On the Wells Fargo website I selected the send “Payoff form” option for my last mortgage payment.
I filled it out and printed it so that I can have Wells Fargo to pay our real estate taxes from our escrow. Now that they did that, I still have to pay our house insurance at the beginning of March, but… I sent in my last official mortgage payment!
Actually the check is sitting on my kitchen counter downstairs, waiting for me to put it in the mail. Tomorrow, I will drop it off at the post office, and then I will be finished with it!!! (Booyah)
I ended up paying off my house in 10 years.
So how did I do it?
Well, first I created an excellent excel spreadsheet to do some analysis on an amortization schedule.
Primarily, I used primarily 2 sheets in my spreadsheet:
- The actual payment was recorded to a sheet. This sheet was the real deal! As soon as I made a payment on the house, it was recorded in this sheet. Not much to this one, pretty cut and dry. At the top, I calculated the reduction in interest paid by pre-paying, the shorting of the life of the years of the mortgage by prepaying, and the total cost of the initial mortgage plus the interest.
- The “What If” analysis sheet. I used this to create a strategy to pay my house mortgage off early. I was able to calculate how different extra payments would affect the duration of the mortgage and also calculate the reduction in interest paid for the entire loan. I used this sheet so many times to calculation my payment schedule! It might not be obvious, but this was a great tool for wealth accumulation for me.
Next for the first year of the mortgage, I made double payments on the mortgage amount, with the excess going toward paying down the principal. Then later after my son was born, I lessened the payment amount to only 1.5 times the original payment amount.
I’m still in disbelief! I’m at a point of balance and having an “equilibrium moment”, so to speak!
As of this point forward, I will be solidly marching on a wealth-building path (or at least I hope, life sometimes throws some wild pitches at you…).

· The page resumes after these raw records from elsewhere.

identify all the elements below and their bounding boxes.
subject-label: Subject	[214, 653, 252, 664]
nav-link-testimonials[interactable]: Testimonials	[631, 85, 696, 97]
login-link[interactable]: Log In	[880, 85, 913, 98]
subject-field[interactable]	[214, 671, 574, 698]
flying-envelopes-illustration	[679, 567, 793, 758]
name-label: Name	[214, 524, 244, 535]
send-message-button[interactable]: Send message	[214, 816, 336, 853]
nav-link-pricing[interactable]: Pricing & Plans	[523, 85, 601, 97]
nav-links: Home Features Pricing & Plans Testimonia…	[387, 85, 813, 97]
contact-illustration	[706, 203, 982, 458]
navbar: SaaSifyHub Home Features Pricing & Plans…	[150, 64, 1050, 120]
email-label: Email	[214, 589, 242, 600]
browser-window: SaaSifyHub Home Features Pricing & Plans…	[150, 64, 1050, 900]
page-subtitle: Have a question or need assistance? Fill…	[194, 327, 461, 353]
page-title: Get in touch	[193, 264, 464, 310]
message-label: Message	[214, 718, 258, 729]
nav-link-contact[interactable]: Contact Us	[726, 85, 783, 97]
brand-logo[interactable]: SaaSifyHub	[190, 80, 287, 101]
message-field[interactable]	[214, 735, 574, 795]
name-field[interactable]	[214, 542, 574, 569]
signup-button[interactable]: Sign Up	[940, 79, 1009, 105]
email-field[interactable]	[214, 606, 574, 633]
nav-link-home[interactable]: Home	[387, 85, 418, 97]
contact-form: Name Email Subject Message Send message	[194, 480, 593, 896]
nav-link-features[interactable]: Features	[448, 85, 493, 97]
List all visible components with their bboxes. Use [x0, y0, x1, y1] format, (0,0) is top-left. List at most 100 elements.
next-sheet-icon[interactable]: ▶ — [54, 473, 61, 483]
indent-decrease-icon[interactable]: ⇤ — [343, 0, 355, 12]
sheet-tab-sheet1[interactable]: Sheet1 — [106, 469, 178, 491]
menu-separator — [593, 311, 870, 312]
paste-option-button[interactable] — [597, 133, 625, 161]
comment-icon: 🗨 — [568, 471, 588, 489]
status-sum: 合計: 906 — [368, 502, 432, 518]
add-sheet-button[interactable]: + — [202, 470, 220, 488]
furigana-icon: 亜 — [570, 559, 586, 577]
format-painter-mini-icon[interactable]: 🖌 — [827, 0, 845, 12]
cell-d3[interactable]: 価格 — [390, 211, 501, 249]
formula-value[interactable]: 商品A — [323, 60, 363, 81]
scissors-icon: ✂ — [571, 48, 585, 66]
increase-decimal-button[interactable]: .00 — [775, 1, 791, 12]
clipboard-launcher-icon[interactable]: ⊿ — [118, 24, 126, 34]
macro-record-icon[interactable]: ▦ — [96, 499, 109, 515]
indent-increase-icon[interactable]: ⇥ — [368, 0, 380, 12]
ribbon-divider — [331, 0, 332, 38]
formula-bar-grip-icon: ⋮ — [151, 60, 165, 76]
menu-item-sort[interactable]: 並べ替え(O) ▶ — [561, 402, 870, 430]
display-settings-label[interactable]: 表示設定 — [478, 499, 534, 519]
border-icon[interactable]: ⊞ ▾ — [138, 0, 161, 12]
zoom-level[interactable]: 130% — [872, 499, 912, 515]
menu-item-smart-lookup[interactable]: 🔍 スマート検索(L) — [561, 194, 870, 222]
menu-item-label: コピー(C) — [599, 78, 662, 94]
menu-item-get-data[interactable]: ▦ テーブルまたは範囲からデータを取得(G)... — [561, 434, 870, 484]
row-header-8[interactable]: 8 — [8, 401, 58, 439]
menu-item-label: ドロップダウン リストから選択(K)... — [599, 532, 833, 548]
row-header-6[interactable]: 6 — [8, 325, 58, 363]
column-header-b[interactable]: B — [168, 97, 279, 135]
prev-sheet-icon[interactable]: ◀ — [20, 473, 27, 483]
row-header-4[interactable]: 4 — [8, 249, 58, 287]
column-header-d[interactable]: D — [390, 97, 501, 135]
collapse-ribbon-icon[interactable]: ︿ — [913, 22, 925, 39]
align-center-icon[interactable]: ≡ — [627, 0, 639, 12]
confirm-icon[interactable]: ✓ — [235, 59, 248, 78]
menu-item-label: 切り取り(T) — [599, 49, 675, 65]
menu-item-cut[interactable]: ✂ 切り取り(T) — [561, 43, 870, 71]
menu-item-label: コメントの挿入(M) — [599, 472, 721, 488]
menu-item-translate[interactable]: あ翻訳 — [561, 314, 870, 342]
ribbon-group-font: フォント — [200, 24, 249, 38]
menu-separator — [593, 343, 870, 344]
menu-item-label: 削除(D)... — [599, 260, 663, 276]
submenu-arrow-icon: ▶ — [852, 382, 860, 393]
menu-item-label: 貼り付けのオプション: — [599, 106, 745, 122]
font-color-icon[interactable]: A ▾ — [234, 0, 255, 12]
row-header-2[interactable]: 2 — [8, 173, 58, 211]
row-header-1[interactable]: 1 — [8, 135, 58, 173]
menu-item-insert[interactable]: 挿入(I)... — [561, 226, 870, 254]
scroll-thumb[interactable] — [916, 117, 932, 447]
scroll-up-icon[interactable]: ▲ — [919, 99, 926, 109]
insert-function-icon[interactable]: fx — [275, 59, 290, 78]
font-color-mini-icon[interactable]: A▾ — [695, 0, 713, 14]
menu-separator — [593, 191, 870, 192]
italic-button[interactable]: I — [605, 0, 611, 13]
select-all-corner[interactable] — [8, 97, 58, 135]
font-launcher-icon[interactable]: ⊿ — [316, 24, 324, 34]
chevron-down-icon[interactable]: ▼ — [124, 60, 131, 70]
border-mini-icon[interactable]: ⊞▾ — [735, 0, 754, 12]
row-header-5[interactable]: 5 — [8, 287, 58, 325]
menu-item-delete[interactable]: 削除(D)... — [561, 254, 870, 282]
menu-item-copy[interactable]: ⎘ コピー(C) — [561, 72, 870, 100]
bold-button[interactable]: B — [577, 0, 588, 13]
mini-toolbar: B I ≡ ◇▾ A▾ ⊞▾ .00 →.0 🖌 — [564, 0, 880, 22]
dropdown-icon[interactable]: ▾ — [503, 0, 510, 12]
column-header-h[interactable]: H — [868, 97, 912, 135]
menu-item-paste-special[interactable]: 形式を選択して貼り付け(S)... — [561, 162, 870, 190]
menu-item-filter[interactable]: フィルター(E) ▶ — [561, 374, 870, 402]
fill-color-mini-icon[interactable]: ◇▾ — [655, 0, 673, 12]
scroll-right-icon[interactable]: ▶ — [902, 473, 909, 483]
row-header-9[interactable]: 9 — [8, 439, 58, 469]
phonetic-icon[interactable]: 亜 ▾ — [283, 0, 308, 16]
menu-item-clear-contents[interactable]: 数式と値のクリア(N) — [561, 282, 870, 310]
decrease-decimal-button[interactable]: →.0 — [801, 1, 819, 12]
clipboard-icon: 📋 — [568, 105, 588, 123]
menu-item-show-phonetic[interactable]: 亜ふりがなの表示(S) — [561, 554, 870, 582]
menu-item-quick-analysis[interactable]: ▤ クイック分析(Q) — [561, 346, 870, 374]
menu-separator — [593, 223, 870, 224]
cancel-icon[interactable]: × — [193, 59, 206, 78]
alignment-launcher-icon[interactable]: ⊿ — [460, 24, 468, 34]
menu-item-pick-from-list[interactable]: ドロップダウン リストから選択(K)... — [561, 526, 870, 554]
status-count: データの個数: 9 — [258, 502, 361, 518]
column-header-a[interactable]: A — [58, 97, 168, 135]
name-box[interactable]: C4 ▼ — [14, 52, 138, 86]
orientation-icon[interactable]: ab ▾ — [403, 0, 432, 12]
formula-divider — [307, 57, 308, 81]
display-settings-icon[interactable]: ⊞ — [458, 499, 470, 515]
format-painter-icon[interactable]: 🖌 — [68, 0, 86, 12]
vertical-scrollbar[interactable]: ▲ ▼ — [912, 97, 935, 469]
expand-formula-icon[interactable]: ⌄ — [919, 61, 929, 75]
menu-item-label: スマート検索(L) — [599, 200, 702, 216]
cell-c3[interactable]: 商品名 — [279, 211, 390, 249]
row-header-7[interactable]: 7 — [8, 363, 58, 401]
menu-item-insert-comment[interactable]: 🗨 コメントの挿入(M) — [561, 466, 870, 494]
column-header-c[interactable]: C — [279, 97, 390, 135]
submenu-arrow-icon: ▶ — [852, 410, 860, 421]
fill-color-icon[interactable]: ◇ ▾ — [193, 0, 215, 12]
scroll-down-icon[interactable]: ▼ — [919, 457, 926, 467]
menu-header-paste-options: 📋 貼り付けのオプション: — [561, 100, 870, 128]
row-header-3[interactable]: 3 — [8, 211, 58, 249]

As the last phase of this final numbness wears off, I’ll tell you what it feels like being debt-free in a future post!
-MR
Update: An equilibrium moment is when something is in perfect balance! I don’t owe any debt anymore and nothing is owed to me either! With the “debt phase“, I’m in perfect equilibrium. This phase is over! I don’t plan on ever going into debt that I can’t pay in a month’s time again!